[GreenKeys] Projectors

[email protected] [email protected]
Fri, 2 Aug 2002 21:14:07 -0500 (CDT)


According to Walt Zenner, Teletype first made projectors using Model 15s
for the Navy.  The application was on aircraft carriers, where the noise
level in the pilots' ready room was such that they could not hear a verbal
briefing.  So the Navy requested a Teletype machine with a projector to
present the material visually.  An interesting problem with Model 15
technology was that the machine wasn't designed to operate on a pitching,
rolling ship.  They had to modify it with a counterweight to the type
basket to get reliable carriage return in a ship.

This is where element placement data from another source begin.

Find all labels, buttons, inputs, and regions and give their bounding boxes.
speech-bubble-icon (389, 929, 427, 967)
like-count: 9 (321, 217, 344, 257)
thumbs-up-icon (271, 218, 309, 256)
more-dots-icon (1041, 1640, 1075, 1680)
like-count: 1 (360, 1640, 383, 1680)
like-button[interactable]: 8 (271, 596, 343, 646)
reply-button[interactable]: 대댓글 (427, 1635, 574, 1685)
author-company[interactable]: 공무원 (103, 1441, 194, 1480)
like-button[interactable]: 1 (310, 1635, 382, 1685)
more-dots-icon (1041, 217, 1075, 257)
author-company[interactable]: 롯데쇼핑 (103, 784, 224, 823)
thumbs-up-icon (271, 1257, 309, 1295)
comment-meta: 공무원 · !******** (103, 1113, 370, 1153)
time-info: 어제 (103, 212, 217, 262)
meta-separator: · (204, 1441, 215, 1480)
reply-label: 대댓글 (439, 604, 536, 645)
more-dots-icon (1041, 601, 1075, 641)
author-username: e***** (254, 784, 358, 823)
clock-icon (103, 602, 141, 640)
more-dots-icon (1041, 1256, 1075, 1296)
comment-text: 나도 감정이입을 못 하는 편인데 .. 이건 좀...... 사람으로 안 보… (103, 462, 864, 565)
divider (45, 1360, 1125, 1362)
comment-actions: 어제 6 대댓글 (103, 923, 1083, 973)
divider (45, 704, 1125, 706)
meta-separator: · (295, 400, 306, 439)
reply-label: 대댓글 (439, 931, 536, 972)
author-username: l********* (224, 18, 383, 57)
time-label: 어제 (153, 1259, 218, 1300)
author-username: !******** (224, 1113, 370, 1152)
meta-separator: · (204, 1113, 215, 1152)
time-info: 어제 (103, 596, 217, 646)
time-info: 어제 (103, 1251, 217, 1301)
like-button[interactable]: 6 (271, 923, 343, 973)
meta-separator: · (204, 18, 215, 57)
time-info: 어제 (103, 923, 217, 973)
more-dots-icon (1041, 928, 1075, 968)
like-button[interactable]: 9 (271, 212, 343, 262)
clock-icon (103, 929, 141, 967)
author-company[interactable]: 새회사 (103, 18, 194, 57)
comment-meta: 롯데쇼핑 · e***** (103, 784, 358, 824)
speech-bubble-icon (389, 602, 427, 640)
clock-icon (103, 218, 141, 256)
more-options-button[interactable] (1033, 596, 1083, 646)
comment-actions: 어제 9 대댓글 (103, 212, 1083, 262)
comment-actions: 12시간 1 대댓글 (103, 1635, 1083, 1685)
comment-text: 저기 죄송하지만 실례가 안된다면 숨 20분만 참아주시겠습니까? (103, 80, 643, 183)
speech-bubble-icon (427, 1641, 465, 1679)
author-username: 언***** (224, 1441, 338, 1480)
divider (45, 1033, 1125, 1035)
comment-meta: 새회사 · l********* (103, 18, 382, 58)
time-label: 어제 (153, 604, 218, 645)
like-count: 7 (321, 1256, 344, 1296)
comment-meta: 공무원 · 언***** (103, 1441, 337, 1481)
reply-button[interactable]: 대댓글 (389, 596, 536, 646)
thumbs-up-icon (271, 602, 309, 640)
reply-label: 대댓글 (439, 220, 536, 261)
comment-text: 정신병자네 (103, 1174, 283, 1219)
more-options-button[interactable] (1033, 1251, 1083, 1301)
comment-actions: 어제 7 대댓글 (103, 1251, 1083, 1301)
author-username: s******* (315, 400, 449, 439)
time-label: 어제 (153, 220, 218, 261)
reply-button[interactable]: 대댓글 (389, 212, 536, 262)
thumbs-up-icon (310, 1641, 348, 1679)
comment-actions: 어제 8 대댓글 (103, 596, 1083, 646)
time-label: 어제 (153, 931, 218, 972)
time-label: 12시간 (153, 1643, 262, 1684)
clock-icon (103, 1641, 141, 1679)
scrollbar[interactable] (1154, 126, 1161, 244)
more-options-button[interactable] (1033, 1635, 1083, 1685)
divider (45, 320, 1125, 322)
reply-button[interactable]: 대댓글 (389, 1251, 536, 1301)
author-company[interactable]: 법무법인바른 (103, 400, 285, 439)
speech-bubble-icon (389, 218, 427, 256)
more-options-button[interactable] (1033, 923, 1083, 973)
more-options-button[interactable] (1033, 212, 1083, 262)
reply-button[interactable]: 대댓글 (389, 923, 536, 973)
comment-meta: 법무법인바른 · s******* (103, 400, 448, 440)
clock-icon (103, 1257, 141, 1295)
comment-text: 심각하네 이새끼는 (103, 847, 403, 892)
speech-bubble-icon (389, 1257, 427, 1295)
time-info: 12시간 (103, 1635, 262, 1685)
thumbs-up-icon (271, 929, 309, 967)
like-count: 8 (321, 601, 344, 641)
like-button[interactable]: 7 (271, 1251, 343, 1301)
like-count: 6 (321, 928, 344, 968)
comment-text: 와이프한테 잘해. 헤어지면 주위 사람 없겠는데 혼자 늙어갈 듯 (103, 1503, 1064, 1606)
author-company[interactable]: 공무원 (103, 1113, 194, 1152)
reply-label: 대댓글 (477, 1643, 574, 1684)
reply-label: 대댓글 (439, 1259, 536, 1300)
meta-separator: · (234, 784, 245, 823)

Another military application of the projector sets was secure 
conferencing.  TTY transmissions could be encrypted much more easily
than voice; so it was possible to have several people participate in
a conference using a projector to display the text for all in one
location to see.

This was one of the considerations that led to the Model 28 being designed 
to operate in any position.  One of the sales fixtures was a Model 28
typing unit mounted on gimbals so they could demonstrate it operating
in any position.  Because of this feature, the initial production of
Model 28 equipment all went to the military, mainly to the Navy.

There was a projector using a Model 28 that replaced the one using a
Model 15.

Quite likely Trans-Lux did make a projector.  It would have been easy to
do using a Teletype stock ticker, having it print on cellophane rather 
than on paper, and then pull the cellophane through a projection light
source and lens.

Later Trans-Lux made the flipping ball kind of dot-matrix display used in
brokerage offices to display stock market transactions on the wall.  Since
this was basically a dot-matrix display they needed a ROM to translate the
ticker code (modified Baudot) into dot patterns.

When Walt Zenner retired from Teletype he got hooked up with an 
acquaintance who wanted to make stock tickers.  These were to be 
programmable to print just a few selected stocks rather than the entire
market.  Trans-Lux bought the design, having visions of installing
tickers in private offices and homes for use by individuals interested
in following a few stocks.  But the market didn't develop and the machines
were not produced in quantity.

However Zenner and his associate went on to make a dot-matrix teleprinter,
taking advantage of the Baudot-to-dot ROM chip made by Texas Instruments
for Trans-Lux.  They named their company Extel and went on to sell a lot
of machines to press wire services, beginning with Reuters.  This may have
been the first dot-matrix teleprinter.